Look for Chris’ second column on depression after spring break. Until then, contact him at herriesc@stanford.edu.

  • long winded as predict/feared

    Chris, this is a great piece. I have several observations I want to make; apologies if (when) I get long-winded here.

    1. I’m glad you mentioned anhedonia. I think it’s the symptom of depression that is simultaneously the most debilitating and the least understood by those who haven’t experienced it. Nothing gives one pleasure. Not music, not video games, not drinking, not anything. One’s brain feels like it’s oat meal: beige and starchy and useless. One is in a fuzzy greasy prison. The only desire one feels, if any at all, is not so much a desire to die (which could be an exciting experience) but rather a desire to /be erased/ from existence.

    2. I want to establish something before I get to 3. Not everyone cares about other people. So to simplify things, we should restrict a discussion of how the community can care for a depressed guy to just those members of the community who care about other people in the first place. (Just look at Stanford Confessions to see the difference between people who care about others and people who don’t. Why do people say mean things about others? It doesn’t make sense! And yet people do!)
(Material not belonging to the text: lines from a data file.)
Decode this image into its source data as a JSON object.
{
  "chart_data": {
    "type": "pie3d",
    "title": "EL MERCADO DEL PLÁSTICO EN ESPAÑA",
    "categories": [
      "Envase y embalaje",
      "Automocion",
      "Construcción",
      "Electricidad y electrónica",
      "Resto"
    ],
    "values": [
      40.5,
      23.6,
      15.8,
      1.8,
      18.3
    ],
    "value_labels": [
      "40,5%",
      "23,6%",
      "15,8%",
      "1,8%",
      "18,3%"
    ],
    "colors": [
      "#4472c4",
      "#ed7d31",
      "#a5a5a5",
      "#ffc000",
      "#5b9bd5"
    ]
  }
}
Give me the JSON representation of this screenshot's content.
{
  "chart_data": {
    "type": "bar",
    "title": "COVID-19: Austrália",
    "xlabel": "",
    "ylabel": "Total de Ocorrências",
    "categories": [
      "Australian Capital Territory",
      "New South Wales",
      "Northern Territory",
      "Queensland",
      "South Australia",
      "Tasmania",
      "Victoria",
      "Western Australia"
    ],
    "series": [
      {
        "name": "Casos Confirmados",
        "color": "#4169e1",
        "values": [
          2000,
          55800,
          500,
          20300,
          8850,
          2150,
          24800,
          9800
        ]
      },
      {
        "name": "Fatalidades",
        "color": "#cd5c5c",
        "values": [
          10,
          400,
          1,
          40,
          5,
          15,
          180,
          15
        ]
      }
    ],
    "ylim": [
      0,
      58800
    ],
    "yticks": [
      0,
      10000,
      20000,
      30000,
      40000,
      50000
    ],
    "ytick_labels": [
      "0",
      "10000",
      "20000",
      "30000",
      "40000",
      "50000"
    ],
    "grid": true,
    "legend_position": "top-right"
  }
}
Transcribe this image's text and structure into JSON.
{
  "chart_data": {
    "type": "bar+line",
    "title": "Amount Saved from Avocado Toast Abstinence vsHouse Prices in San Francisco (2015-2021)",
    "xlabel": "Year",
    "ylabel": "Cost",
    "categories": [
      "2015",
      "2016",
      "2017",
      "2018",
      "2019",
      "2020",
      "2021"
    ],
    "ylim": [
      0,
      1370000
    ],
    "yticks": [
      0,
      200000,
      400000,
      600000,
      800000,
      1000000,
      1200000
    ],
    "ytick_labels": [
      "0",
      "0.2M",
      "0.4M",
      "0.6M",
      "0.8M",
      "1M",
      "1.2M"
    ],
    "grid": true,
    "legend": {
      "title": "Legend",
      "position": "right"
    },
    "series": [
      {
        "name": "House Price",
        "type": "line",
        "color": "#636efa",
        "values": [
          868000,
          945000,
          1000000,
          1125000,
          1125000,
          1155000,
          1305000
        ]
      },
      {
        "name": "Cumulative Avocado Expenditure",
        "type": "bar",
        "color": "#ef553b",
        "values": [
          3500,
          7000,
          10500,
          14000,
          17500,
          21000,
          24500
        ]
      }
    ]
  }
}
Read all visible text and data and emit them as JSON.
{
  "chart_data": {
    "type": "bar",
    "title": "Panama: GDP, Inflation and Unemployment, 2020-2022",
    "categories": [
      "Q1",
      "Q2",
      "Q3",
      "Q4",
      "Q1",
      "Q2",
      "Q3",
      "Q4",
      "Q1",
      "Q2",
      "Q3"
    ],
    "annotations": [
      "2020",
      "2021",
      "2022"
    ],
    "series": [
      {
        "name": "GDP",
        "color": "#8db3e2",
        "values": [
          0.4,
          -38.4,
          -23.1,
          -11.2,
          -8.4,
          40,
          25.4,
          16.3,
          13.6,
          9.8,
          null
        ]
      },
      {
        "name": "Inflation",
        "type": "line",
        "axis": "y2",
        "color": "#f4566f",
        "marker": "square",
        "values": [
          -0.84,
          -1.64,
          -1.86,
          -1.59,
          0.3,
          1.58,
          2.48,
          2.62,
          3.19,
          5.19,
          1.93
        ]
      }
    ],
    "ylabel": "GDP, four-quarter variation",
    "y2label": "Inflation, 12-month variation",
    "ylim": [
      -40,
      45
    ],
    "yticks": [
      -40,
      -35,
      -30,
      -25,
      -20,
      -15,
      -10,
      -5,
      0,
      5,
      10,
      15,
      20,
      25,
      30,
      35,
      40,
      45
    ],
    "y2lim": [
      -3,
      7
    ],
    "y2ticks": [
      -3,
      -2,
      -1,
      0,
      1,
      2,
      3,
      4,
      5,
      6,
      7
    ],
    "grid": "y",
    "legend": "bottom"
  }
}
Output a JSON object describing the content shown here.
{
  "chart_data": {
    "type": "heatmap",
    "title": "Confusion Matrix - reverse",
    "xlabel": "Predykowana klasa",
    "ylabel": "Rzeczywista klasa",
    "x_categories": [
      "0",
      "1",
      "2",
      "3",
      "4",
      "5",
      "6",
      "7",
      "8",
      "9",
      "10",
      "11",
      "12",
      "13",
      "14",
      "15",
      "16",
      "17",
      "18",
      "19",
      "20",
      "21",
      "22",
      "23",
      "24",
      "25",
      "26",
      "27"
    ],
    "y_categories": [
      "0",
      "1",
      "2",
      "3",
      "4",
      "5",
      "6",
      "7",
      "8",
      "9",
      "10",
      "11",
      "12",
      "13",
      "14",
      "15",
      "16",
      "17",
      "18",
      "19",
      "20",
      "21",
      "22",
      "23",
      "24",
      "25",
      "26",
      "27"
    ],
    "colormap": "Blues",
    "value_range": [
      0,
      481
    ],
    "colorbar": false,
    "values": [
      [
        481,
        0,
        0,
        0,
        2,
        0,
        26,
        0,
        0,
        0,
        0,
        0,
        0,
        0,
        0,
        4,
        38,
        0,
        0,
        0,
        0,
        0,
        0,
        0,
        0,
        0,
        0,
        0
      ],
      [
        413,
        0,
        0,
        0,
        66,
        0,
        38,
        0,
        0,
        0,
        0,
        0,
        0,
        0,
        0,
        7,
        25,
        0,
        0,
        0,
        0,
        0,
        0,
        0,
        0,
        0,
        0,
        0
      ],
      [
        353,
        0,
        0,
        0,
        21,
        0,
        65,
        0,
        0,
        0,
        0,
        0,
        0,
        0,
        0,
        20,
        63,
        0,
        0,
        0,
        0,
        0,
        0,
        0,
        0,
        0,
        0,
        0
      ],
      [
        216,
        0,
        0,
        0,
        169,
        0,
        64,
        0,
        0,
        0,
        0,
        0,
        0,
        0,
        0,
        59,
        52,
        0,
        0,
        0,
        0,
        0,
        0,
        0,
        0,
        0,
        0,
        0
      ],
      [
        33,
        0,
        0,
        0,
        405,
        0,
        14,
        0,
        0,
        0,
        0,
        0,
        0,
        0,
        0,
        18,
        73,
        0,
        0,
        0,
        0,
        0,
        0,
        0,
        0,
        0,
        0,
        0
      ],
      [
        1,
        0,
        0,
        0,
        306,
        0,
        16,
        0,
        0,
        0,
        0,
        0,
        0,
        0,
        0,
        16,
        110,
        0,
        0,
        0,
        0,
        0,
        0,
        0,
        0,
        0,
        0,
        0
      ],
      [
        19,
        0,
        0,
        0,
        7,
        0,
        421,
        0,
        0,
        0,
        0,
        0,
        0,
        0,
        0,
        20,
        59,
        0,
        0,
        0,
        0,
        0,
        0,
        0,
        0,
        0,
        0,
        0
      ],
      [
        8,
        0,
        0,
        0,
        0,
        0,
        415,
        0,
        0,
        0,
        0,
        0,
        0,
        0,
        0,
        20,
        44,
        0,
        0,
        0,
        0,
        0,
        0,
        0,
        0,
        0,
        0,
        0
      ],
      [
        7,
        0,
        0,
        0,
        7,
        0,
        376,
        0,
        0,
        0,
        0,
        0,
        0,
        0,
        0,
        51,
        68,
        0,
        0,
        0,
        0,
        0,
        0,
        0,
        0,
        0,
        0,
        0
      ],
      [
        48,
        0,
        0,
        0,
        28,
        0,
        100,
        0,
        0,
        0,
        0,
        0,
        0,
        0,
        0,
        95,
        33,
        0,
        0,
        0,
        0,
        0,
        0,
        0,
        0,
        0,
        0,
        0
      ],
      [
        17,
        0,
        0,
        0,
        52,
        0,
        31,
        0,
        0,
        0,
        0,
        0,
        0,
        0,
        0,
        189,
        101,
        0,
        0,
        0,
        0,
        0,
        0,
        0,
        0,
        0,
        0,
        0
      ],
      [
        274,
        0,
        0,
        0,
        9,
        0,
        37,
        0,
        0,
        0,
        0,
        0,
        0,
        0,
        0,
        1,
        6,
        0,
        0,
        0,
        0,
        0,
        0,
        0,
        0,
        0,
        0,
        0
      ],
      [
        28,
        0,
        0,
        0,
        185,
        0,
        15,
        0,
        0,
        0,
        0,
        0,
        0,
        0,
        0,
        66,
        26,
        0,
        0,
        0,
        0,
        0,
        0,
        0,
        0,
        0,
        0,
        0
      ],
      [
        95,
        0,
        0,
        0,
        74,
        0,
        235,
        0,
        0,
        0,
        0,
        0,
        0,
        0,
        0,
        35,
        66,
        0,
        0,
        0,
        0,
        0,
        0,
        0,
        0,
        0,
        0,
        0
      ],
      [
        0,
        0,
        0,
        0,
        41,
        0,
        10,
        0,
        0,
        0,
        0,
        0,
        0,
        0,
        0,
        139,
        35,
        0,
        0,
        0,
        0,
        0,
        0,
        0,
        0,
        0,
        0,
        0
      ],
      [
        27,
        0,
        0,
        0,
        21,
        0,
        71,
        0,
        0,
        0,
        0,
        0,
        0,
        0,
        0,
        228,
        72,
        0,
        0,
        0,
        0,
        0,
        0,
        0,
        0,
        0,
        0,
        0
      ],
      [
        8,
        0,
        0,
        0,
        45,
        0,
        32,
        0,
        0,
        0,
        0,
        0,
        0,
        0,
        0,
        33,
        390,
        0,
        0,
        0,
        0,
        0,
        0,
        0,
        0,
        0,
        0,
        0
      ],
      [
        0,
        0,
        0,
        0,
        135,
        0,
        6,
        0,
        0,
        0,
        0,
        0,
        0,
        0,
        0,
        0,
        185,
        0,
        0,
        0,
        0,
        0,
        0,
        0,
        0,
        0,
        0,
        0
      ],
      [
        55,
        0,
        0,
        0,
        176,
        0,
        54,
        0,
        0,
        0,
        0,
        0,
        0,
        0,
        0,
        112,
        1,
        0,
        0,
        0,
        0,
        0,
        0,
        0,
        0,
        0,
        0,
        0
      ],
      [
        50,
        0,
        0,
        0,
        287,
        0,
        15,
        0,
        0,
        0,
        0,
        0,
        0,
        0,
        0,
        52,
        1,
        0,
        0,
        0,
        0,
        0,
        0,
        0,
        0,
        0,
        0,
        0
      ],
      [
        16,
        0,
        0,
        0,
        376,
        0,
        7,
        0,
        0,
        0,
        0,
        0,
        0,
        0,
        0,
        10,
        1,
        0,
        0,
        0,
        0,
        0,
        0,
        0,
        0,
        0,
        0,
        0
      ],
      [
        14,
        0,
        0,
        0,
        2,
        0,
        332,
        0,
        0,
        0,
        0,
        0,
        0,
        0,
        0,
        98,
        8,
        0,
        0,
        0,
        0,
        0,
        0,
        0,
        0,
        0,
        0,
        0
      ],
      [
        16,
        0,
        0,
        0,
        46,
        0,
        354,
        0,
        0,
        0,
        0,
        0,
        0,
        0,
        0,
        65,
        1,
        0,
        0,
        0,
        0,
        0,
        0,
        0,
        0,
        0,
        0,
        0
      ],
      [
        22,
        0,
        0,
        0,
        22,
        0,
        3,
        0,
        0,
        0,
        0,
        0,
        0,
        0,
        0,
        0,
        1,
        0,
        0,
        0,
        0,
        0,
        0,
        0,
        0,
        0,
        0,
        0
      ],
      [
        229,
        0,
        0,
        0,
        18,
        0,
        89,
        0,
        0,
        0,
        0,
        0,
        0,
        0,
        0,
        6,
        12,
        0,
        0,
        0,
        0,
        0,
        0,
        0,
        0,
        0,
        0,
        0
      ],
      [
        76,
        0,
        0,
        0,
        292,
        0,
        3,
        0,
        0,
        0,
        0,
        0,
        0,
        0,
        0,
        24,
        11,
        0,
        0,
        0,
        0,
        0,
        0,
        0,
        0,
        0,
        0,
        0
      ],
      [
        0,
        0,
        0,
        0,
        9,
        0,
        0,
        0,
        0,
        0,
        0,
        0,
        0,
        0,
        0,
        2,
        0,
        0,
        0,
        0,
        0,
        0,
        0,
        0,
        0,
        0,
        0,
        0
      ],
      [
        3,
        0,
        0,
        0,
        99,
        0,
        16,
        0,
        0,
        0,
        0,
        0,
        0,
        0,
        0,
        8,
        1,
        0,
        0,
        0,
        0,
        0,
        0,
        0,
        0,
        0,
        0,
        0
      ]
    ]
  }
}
    3. Caring people reflexively care about and for depressed women. We want to hug them and make it all better. And we care about and /want/ to care for men, too, but we feel a little awkward about the second one. Why? I think one way to look at this is just to ask yourself this: How willing are you to lower your guard completely and let someone else rescue you? I speculate most caring women are in turn willing to be completely cared for by someone else. But I don’t think that’s true of caring men because of the “cultural image of masculinity”, as Chris phrases it. And we project our own preferences on others. The end result is that the image is reenforced.

    4. There may be a related issue. I think because of the culture in the first place, guys can go through life feeling like no one truly cares about them. Or, more precisely, a guy feels like he is cared about for what he /accomplishes/ rather than just for /being/ a kind person. Is that true for women? I sense it is not, but maybe I’m wrong. In any case, I think it can be hard for a guy to accept that someone else cares about him at a time when he’s unable to accomplish anything at all.

  • http://www.facebook.com/eric.farmz Eric Farmz

    If you want to view stigma, simply listen to your government officials dumping on mentally ill as gun wielding monsters out to kill everyone they see! It is unbelievable! They group everyone into one ugly group. There are many people who have Bipolar and Major Depression who have got their stigma under control, but are still put into the same group as the killer who kills kids for no reason. Why is there a stigma? Ask your congressman.

  • Chris

    It’s also interesting to note how the stats on gun deaths are portrayed. Roughly 30,000 people a year die of gun violence each year, two-thirds being suicide.

  • quomodo

    Hey Chris, great article! I just wanted to point out that it is quite possible as many men cut themselves as women (it’s hard to get accurate data when this sort of thing is self-reported), and even if more women do than men, there are still a significant number of men cutting. While there are definitely other ways to self-harm, as you point out, I think it’s still important to acknowledge men who are cutting. Stereotyping cutting as a “woman’s issue” could make it even more difficult for male cutters to seek help and perpetuate the stigma against them.